Getting a solid foundation in their site management expertise, a group of Russell WBHO Building Students enjoyed a recent visit to Hanson’s concrete manufacturing facility at Westhoughton.
The Year 1 and 2 students, accompanied by construction director John Millward, head of environmental Leo Frechou, and senior engineer Ryland Howard, were given an insight into concrete technology and manufacture alongside practical training in a series of quality and testing techniques.
They received a warm welcome from the Hanson team which included regional technical manager Terry Balmer, district sales manager Vernon Nuttall, technical sales advisor Nick Graham, concrete technical Tony Morgan and LEAD apprentice Scott Fairclough who delivered the Health and Safety induction.
Top of the agenda was the new generation of sustainable, environmentally-friendly concrete products with lower levels of embedded CO2 from Hanson, the UK’s largest supplier of low carbon concrete.
John Millward, Russell WBHO construction director, said: “Russell WBHO is on the road to Net Zero and as part of this we will be investigating products which offer better performance. As concrete is one of the worst generators of CO2 emissions in our industry, it’s important that we understand the more environmentally friendly options available.

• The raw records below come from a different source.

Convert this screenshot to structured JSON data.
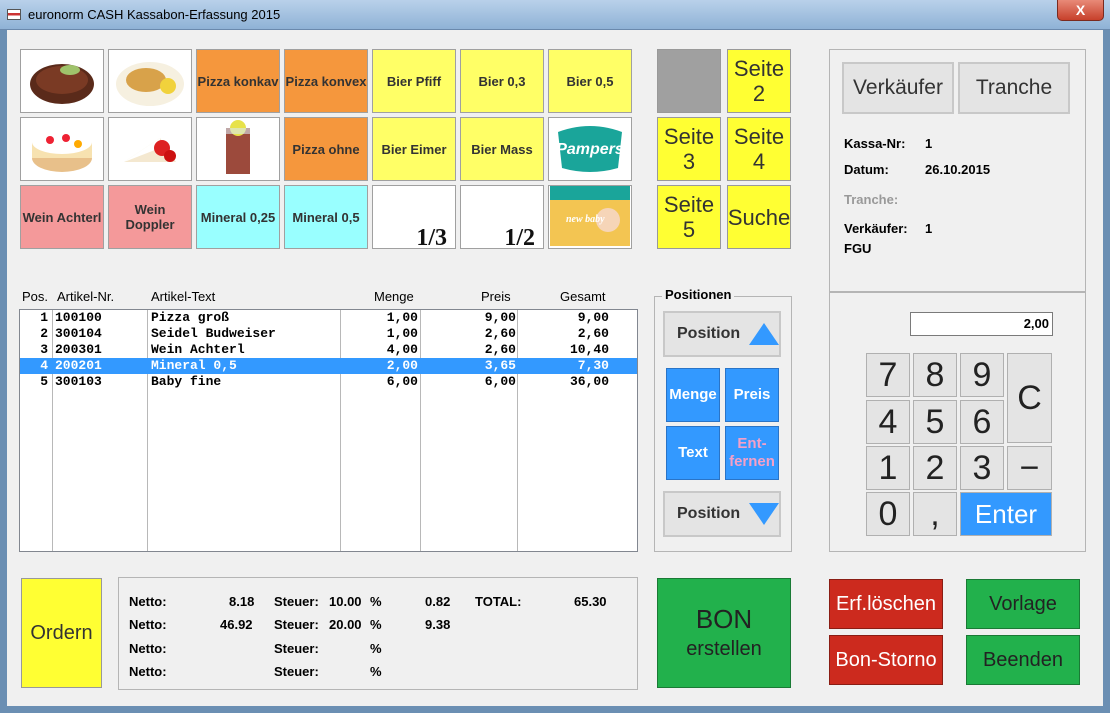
{
  "window": {
    "title": "euronorm CASH Kassabon-Erfassung 2015",
    "close": "X"
  },
  "tiles": [
    {
      "label": "",
      "color": "photo",
      "icon": "steak-photo"
    },
    {
      "label": "",
      "color": "photo",
      "icon": "schnitzel-photo"
    },
    {
      "label": "Pizza konkav",
      "color": "orange"
    },
    {
      "label": "Pizza konvex",
      "color": "orange"
    },
    {
      "label": "Bier Pfiff",
      "color": "yellow"
    },
    {
      "label": "Bier 0,3",
      "color": "yellow"
    },
    {
      "label": "Bier 0,5",
      "color": "yellow"
    },
    {
      "label": "",
      "color": "photo",
      "icon": "cake-photo"
    },
    {
      "label": "",
      "color": "photo",
      "icon": "strawberry-cake-photo"
    },
    {
      "label": "",
      "color": "photo",
      "icon": "iced-tea-photo"
    },
    {
      "label": "Pizza ohne",
      "color": "orange"
    },
    {
      "label": "Bier Eimer",
      "color": "yellow"
    },
    {
      "label": "Bier Mass",
      "color": "yellow"
    },
    {
      "label": "Pampers",
      "color": "photo",
      "icon": "pampers-logo"
    },
    {
      "label": "Wein Achterl",
      "color": "pink"
    },
    {
      "label": "Wein Doppler",
      "color": "pink"
    },
    {
      "label": "Mineral 0,25",
      "color": "cyan"
    },
    {
      "label": "Mineral 0,5",
      "color": "cyan"
    },
    {
      "label": "1/3",
      "color": "white",
      "icon": "beer-glass-photo"
    },
    {
      "label": "1/2",
      "color": "white",
      "icon": "beer-mug-photo"
    },
    {
      "label": "new baby",
      "color": "photo",
      "icon": "pampers-new-baby-photo"
    }
  ],
  "seiten": {
    "seite2": "Seite 2",
    "seite3": "Seite 3",
    "seite4": "Seite 4",
    "seite5": "Seite 5",
    "suche": "Suche"
  },
  "table": {
    "headers": {
      "pos": "Pos.",
      "artnr": "Artikel-Nr.",
      "text": "Artikel-Text",
      "menge": "Menge",
      "preis": "Preis",
      "gesamt": "Gesamt"
    },
    "rows": [
      {
        "pos": "1",
        "artnr": "100100",
        "text": "Pizza groß",
        "menge": "1,00",
        "preis": "9,00",
        "gesamt": "9,00"
      },
      {
        "pos": "2",
        "artnr": "300104",
        "text": "Seidel Budweiser",
        "menge": "1,00",
        "preis": "2,60",
        "gesamt": "2,60"
      },
      {
        "pos": "3",
        "artnr": "200301",
        "text": "Wein Achterl",
        "menge": "4,00",
        "preis": "2,60",
        "gesamt": "10,40"
      },
      {
        "pos": "4",
        "artnr": "200201",
        "text": "Mineral 0,5",
        "menge": "2,00",
        "preis": "3,65",
        "gesamt": "7,30"
      },
      {
        "pos": "5",
        "artnr": "300103",
        "text": "Baby fine",
        "menge": "6,00",
        "preis": "6,00",
        "gesamt": "36,00"
      }
    ]
  },
  "positionen": {
    "title": "Positionen",
    "up": "Position",
    "menge": "Menge",
    "preis": "Preis",
    "text": "Text",
    "entfernen": "Ent- fernen",
    "down": "Position"
  },
  "info": {
    "verkaeufer_btn": "Verkäufer",
    "tranche_btn": "Tranche",
    "kassa_label": "Kassa-Nr:",
    "kassa_value": "1",
    "datum_label": "Datum:",
    "datum_value": "26.10.2015",
    "tranche_label": "Tranche:",
    "verkaeufer_label": "Verkäufer:",
    "verkaeufer_value": "1",
    "verkaeufer_name": "FGU"
  },
  "keypad": {
    "display": "2,00",
    "k7": "7",
    "k8": "8",
    "k9": "9",
    "kc": "C",
    "k4": "4",
    "k5": "5",
    "k6": "6",
    "k1": "1",
    "k2": "2",
    "k3": "3",
    "kminus": "−",
    "k0": "0",
    "kcomma": ",",
    "enter": "Enter"
  },
  "footer": {
    "ordern": "Ordern",
    "netto": "Netto:",
    "steuer": "Steuer:",
    "pct": "%",
    "n1": "8.18",
    "s1": "10.00",
    "t1": "0.82",
    "n2": "46.92",
    "s2": "20.00",
    "t2": "9.38",
    "total_label": "TOTAL:",
    "total_value": "65.30",
    "bon_line1": "BON",
    "bon_line2": "erstellen",
    "erf_loeschen": "Erf.löschen",
    "bon_storno": "Bon-Storno",
    "vorlage": "Vorlage",
    "beenden": "Beenden"
  },
  "colors": {
    "orange": "#f5973d",
    "yellow": "#ffff66",
    "pink": "#f4999a",
    "cyan": "#99ffff",
    "blue": "#3399ff",
    "green": "#22b14c",
    "red": "#cc2a1e",
    "seite_yellow": "#ffff33"
  }
}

“It was interesting to see the products Hanson is already offering in this regard and hear about their development strategy for reducing emissions even further in the future.
“The session also shone a light on the misunderstandings which exist about concrete, for example the over emphasis on the use of recycled aggregates, where much more significant CO2 savings can be made with cement replacement products such as Hanson’s EcoPlus range.”
Leo Frechou, Russell WBHO head of environmental, added: “There is a big focus on the use of low carbon materials across the industry. It was interesting to hear the benefits of low carbon concrete, both in terms of sustainability and performance, which mean contractors don’t necessarily need to find alternative materials in order to reduce embodied carbon on a project.”
The visit began with an in-depth presentation by Terry Balmer, Hanson’s regional technical manager, a man who exudes a passion for all things concrete. He explained the cement manufacturing process and the minerals required for its production, then talked the students through the constituent elements used in concrete production. He reminded them that concrete has been used for construction since 6,500BC, with examples from Ancient Rome still standing proud today.
He showcased a number of physical samples of different concrete mix designs including lightweight concrete, high performance concrete used in nuclear and x-ray applications, and coloured concrete.
The presentation concluded with a demonstration of Hanson’s brand new Intelicrete system, a method of live in-situ strength monitoring which is being used as an option against more traditional testing techniques.
The star of the show as undoubtedly concrete technician Tony Morgan who had the students gripped with his every move. He ably demonstrated slump tests, correct production technique for concrete cube manufacture, correct cube storage requirements, and compressive testing.
The students were then invited to get their hands very dirty indeed by having a go themselves under Tony’s watchful eye.
See Building Students Kieran and Megan learn how to do the concrete slump test.
Rylan Howard, Russell WBHO senior engineer, organised the visit. He said: “On-site concrete testing is a vital part of the quality assurance work we do every day, so it is crucial that our Building Students have a good understanding of the processes and tests themselves.
“Even for those who choose a different role than Site Engineering, it is useful to have knowledge of the background and understand the importance of the safety and quality control tests the site teams undertake.
“The Hanson team were brilliant and their presentation really informative. The students enjoyed touring the plant and got a lot out of the tutorials, and we’re already planning a visit to the cement production facility for 2023.”
Russell WBHO Building Student trainees learn mainly on-the-job, with one day a week spent at the University of Salford undertaking a degree in a construction-related subject. During the first two years of the professional apprenticeship they rotate through different departments within the business to gain a broad view of the industry and insight into each of the professional roles available. From Year 3 they specialise in one field and complete their training in that department, working on live projects and supporting the project team.